Par Mis en ligne le 03 octobre 2019

À l’heure de l’essoufflement du cycle pro­gres­siste en Amérique latine et de l’échec de Syriza en Grèce, la gauche radi­cale à tra­vers le monde est à la recherche d’une source d’inspiration, d’un modèle per­met­tant d’éclairer la voie de l’action poli­tique éman­ci­pa­trice. Si des figures « socia­listes » popu­laires comme Bernie Sanders, Jeremy Corbyn et Jean-Luc Mélenchon servent par­fois d’exemples, c’est du côté des mai­ries rebelles d’Espagne que le jour­na­liste fran­çais Ludovic Lamant nous invite à regar­der pour décou­vrir l’une des expé­ri­men­ta­tions poli­tiques les plus inno­vantes du XXIe siècle. Suite au mou­ve­ment du 15-M (qui débuta le 15 mai 2011 avec l’occupation mas­sive de la Puerta del Sol à Madrid), le récit offi­ciel veut que cette grande contes­ta­tion popu­laire se soit rapi­de­ment essouf­flée pour ensuite lais­ser place à l’ascension ful­gu­rante du nou­veau parti Podemos. Or, au-delà du succès ini­tial de cette for­ma­tion poli­tique et de son leader cha­ris­ma­tique Pablo Iglesias, Lamant sou­ligne que l’héritage du 15-M repré­sente beau­coup plus qu’un trem­plin élec­to­ral pour un parti à l’échelle natio­nale.

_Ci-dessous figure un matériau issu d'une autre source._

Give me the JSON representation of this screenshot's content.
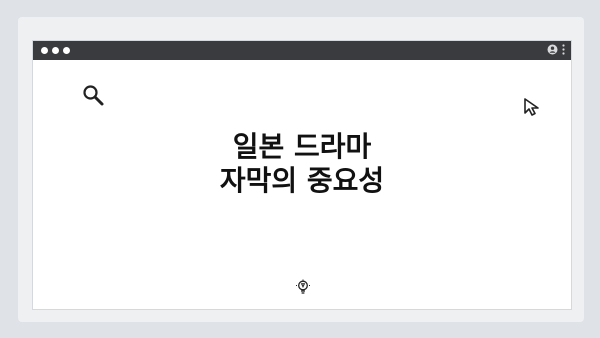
{
  "heading": {
    "line1": "일본 드라마",
    "line2": "자막의 중요성"
  },
  "icons": {
    "window_controls": "traffic-light-dots",
    "top_right": [
      "user-icon",
      "more-vertical-icon"
    ],
    "decor": [
      "search-icon",
      "cursor-icon",
      "lightbulb-icon"
    ]
  },
  "colors": {
    "background": "#dfe3e8",
    "titlebar": "#3a3b3e",
    "window": "#ffffff",
    "text": "#111111"
  }
}
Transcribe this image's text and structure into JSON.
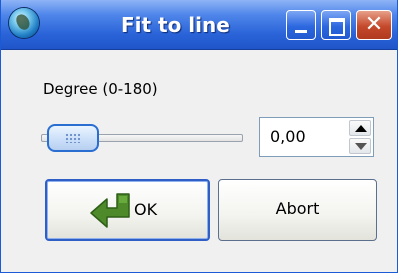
{
  "window": {
    "title": "Fit to line",
    "icons": {
      "app": "globe-icon",
      "minimize": "minimize-icon",
      "maximize": "maximize-icon",
      "close": "close-icon"
    },
    "close_glyph": "✕"
  },
  "form": {
    "degree_label": "Degree (0-180)",
    "slider": {
      "min": 0,
      "max": 180,
      "value": 0
    },
    "spin_value": "0,00"
  },
  "buttons": {
    "ok_label": "OK",
    "ok_icon": "green-return-arrow-icon",
    "abort_label": "Abort"
  },
  "colors": {
    "titlebar": "#2a63d8",
    "close_button": "#c5492b",
    "ok_arrow": "#4e8a2a"
  }
}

Depuis 2011, […] ma convic­tion s’est raf­fer­mie : l’hypothèse muni­ci­pale, telle qu’elle s’élabore depuis 2014, est l’une des plus puis­santes. Elle est aussi la plus riche d’enseignements, pour les gauches en France et ailleurs. C’est là, à l’échelle des mai­ries du chan­ge­ment comme elles ont cou­tume de s’appeler, qu’un nouvel ima­gi­naire poli­tique se forge. C’est là, aussi, que de jeunes citoyens dégoû­tés par la poli­tique tra­di­tion­nelle reprennent goût aux dis­cus­sions « en commun » et que la « défiance » à l’encontre de la démo­cra­tie semble se résor­ber. C’est là, enfin, que des batailles contre les pou­voirs éta­blis, des banques aux mul­ti­na­tio­nales de l’énergie, sont en passe d’être gagnées. Si l’on veut com­prendre l’originalité du labo­ra­toire espa­gnol, il est urgent de sortir d’un récit trop linéaire centré sur l’irruption de Podemos et de docu­men­ter ce nou­veau muni­ci­pa­lisme encore méconnu hors d’Espagne (p. 22-23).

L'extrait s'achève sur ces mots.